My proposal focuses on developing and optimising an accessible toolkit for generating and interpreting rabies virus genetic sequence data, supporting the global strategy to achieve zero human rabies deaths from rabies spread by domestic dogs by 2030. Genomic surveillance can play a key role in resolving complex transmission dynamics, detecting introductions and identifying their sources. This epidemiological understanding is important for both designing and evaluating national rabies elimination programmes, as they are increasingly rolled out. The proposed work encapsulates novel laboratory techniques to generate sequences in resource poor settings, and contemporary methods for analyzing these data to track rabies spread and persistence, both locally within communities and longer-range movement across countries and regions. I will deploy this toolbox through my extensive international collaborations across Africa, Asia and Latin America to address specific questions to support rabies elimination programmes in practice, building local capacity and expertise for routine in-country genomic surveillance.
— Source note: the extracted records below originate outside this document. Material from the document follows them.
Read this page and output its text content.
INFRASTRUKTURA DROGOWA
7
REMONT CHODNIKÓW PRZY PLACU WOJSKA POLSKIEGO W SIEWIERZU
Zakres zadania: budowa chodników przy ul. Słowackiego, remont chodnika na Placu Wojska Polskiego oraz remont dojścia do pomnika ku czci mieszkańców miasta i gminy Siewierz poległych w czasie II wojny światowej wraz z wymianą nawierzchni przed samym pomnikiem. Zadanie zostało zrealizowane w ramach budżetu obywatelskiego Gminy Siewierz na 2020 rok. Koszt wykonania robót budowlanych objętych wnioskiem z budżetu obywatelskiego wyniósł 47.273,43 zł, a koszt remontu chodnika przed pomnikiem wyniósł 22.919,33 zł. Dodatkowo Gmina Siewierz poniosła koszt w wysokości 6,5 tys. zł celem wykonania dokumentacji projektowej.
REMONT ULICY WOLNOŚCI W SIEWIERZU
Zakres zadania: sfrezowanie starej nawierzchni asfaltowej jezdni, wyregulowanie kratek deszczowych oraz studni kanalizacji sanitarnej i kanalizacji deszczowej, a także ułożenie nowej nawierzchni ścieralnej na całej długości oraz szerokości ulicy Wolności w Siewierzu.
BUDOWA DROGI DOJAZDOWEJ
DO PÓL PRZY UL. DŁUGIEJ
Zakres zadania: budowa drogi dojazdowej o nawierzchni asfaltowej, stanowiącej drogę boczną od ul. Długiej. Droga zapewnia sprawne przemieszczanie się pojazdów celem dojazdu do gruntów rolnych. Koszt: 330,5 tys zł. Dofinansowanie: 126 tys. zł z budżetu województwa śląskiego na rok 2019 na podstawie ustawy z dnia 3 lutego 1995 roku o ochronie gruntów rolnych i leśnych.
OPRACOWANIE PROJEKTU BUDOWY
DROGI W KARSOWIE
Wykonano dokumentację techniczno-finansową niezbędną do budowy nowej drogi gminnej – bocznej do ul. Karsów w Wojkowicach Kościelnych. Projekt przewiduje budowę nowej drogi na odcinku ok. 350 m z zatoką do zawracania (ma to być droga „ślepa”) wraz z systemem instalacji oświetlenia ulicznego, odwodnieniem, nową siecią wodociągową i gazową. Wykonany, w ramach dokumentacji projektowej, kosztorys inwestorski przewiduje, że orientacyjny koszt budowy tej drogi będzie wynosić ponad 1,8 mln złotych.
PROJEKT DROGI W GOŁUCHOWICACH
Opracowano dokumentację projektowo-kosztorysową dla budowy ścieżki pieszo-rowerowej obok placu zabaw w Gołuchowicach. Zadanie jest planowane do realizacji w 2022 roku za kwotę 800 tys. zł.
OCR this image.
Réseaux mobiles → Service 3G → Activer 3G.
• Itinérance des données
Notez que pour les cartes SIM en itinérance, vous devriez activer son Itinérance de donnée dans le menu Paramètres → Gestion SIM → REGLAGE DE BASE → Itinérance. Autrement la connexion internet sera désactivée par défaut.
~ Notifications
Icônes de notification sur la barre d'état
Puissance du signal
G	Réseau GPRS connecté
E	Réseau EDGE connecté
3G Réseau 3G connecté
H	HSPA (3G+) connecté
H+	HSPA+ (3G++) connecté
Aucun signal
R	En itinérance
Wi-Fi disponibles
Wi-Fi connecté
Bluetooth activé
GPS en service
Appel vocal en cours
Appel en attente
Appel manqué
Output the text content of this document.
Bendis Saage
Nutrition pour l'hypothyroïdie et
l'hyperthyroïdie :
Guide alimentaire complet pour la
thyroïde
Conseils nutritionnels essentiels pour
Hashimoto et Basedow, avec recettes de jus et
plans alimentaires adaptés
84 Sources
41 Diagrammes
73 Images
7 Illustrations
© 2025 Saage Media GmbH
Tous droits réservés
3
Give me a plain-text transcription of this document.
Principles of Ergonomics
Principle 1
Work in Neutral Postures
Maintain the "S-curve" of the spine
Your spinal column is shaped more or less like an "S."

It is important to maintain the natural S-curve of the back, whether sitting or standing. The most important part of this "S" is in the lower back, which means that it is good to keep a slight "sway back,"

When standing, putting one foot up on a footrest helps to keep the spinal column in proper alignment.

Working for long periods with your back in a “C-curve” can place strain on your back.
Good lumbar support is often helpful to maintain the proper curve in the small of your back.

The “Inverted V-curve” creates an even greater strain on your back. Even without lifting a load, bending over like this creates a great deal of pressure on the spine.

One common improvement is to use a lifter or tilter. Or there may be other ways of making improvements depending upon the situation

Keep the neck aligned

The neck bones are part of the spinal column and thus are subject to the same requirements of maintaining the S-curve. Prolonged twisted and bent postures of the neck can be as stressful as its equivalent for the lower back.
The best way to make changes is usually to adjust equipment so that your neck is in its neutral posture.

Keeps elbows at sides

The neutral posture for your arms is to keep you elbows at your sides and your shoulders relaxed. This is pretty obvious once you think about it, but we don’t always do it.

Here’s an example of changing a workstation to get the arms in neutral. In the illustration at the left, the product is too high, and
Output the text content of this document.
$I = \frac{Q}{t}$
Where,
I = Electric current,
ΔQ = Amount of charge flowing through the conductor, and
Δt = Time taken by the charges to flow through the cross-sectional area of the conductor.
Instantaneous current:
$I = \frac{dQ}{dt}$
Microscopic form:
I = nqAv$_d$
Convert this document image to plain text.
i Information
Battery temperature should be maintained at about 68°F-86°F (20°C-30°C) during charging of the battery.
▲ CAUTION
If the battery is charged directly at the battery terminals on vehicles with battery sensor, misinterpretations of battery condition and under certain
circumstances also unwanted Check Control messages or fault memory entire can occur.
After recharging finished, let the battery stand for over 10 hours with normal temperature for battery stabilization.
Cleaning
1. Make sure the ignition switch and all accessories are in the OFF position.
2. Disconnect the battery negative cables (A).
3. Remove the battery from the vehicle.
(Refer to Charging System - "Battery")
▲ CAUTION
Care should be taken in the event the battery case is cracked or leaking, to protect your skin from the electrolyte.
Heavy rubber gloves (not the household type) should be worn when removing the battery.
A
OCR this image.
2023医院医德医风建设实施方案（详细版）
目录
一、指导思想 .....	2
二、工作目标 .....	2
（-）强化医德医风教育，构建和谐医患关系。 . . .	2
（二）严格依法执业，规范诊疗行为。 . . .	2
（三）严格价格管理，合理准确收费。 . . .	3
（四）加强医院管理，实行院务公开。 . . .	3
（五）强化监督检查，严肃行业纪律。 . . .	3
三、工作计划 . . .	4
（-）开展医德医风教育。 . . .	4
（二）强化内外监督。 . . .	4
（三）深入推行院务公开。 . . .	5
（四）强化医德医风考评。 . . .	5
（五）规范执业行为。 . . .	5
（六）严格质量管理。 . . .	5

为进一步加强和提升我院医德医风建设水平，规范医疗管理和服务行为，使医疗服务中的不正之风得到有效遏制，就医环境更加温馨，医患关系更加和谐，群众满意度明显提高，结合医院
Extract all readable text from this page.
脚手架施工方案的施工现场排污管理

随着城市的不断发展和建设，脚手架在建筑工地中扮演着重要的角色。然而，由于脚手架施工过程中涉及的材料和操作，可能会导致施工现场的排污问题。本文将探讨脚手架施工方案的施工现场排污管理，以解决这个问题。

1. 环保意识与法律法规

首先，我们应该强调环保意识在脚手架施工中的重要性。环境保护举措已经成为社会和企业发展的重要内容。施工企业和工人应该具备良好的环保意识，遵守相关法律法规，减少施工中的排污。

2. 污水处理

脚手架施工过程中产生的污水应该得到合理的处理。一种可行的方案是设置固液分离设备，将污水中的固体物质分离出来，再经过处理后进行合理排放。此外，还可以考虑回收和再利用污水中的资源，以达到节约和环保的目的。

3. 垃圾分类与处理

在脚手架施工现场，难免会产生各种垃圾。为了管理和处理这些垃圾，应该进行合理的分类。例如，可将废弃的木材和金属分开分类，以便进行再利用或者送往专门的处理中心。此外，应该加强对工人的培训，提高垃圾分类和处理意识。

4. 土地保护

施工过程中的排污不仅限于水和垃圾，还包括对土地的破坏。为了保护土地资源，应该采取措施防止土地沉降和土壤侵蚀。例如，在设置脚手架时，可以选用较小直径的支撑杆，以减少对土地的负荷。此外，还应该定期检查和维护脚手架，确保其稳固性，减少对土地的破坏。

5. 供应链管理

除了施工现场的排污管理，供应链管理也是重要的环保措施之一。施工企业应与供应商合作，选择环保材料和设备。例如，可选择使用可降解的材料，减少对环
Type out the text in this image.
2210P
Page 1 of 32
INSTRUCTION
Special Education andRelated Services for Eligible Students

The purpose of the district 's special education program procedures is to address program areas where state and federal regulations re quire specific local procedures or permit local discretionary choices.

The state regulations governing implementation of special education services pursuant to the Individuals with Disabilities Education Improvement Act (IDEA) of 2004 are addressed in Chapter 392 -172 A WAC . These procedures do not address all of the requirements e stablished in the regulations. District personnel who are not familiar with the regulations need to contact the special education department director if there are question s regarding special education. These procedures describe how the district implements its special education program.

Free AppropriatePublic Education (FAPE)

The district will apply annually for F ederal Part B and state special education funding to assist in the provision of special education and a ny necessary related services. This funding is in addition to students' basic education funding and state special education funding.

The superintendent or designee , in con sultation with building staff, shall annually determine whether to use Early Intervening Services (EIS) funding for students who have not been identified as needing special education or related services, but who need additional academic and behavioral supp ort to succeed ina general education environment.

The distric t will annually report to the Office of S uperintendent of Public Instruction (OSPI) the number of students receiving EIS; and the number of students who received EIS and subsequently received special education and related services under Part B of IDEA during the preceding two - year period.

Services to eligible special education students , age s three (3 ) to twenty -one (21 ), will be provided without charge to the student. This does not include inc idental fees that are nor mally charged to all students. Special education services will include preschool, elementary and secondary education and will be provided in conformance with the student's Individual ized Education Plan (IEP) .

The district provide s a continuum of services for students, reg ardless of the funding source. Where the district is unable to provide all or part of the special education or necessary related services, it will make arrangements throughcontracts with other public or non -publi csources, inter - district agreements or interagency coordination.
Rabies is a zoonotic disease at the human-animal-ecosystem interface ('One Health') that kills thousands of people every year in low- and middle-income countries yet has recently been prioritised for elimination by 2030. Elimination efforts stand to benefit enormously from insights provided by genomic data, by monitoring lineage dynamics, using them to evaluate the success of interventions, and for the rapid detection of sources of incursions. Yet, as highlighted by the SARS-CoV-2 pandemic there are major global disparities in sequencing capacity that limit its use in low resource settings, which is where rabies circulates. This research will focus on developing and optimising Rabies Accessible GEnomics (RAGE), an accessible toolkit to sequence, analyse and interpret rabies virus genomes that can be applied to deliver actionable epidemiological insights that can directly inform rabies virus elimination programmes. These tools will constitute methodological advances in sequencing methods, including testing SMART-N9, a new metagenomic sequencing approach for viral pathogens; the development of deployable bioinformatic pipelines and easy-to-use software to aid non-bioinformatic users in the analysis of genomes. These methods will be used to track rabies lineage dynamics and comprehend the mechanisms driving lineage spread and persistence, the impact of dog vaccination programs and the sources and frequency of incursions that underpin viral circulation. I will deploy this toolbox through my extensive international collaborations across Africa, Asia and Latin America to address specific questions to support rabies elimination programmes in practice, building local capacity and expertise for routine in-country genomic surveillance.